Exploring chromosomal variations in garden roses: Insights from high-density SNP array data and a new tool, Qploidy.

Roses (Rosa L.) are among the most economically important ornamentals worldwide, with ploidy ranging from diploid (2x) to hendecaploid (11x), though most cultivars are diploid (2x), triploid (3x), or tetraploid (4x). To enable large-scale analyses of ploidy and aneuploidy in roses using high-density single nucleotide polymorphism (SNP) array data, we developed Qploidy, an R package. Qploidy leverages tools for estimating allele dosage, adapts methods from human genetics for copy number estimation, and optimizes the standardization of allele intensity (R) and B allele frequency (BAF) for ploidy levels greater than 2x. With Qploidy, we analyzed a dataset of 1944 samples consisting of 588 samples from a germplasm collection and 1356 samples from 14 biparental mapping populations. The majority of genotypes in the germplasm collection were tetraploid (56%), followed by diploids (20%) and triploids (11%). The percentage of aneuploids was lower in the germplasm collection (2%) compared to biparental populations (16%). Reduced fitness likely explains the higher frequency of aneuploids in mapping populations compared to the germplasm collection, where stronger selective pressures normally act.
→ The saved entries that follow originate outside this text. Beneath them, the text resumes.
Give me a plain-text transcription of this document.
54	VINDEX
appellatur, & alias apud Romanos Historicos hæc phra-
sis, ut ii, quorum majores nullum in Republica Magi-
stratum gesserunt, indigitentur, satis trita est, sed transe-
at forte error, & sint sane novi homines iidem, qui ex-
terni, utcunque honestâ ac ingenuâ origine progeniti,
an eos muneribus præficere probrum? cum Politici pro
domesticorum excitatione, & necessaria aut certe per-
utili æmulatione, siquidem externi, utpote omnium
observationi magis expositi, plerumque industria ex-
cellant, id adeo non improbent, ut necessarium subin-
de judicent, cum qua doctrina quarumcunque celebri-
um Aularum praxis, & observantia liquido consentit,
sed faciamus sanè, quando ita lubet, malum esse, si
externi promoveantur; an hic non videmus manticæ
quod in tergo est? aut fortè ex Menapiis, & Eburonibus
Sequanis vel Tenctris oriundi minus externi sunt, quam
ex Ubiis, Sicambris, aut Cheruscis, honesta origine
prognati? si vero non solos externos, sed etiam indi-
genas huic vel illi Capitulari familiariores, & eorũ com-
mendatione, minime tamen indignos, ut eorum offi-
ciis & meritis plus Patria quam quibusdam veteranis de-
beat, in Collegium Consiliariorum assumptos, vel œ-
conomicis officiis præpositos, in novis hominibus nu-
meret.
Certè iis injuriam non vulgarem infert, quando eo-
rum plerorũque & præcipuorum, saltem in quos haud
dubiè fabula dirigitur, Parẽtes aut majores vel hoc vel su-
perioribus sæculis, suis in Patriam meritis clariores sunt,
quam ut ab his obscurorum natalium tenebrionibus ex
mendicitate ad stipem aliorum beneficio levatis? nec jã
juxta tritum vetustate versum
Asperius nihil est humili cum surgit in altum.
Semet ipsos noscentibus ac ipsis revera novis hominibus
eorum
In tetraploid biparental populations, pentasomy (65%) was significantly more common than trisomy (19%). Also, aneuploid states were predominantly transmitted through the female parent (87%), suggesting greater gametophyte sensitivity to chromosome number variation, particularly the loss of a chromosome. Since aneuploidy disturbs linkage and quantitative trait loci (QTL) analyses, Qploidy may also be used to guide the removal of aneuploid-affected data prior to downstream analysis. Besides roses, Qploidy can be used to study ploidy and aneuploidy in other polyploid species.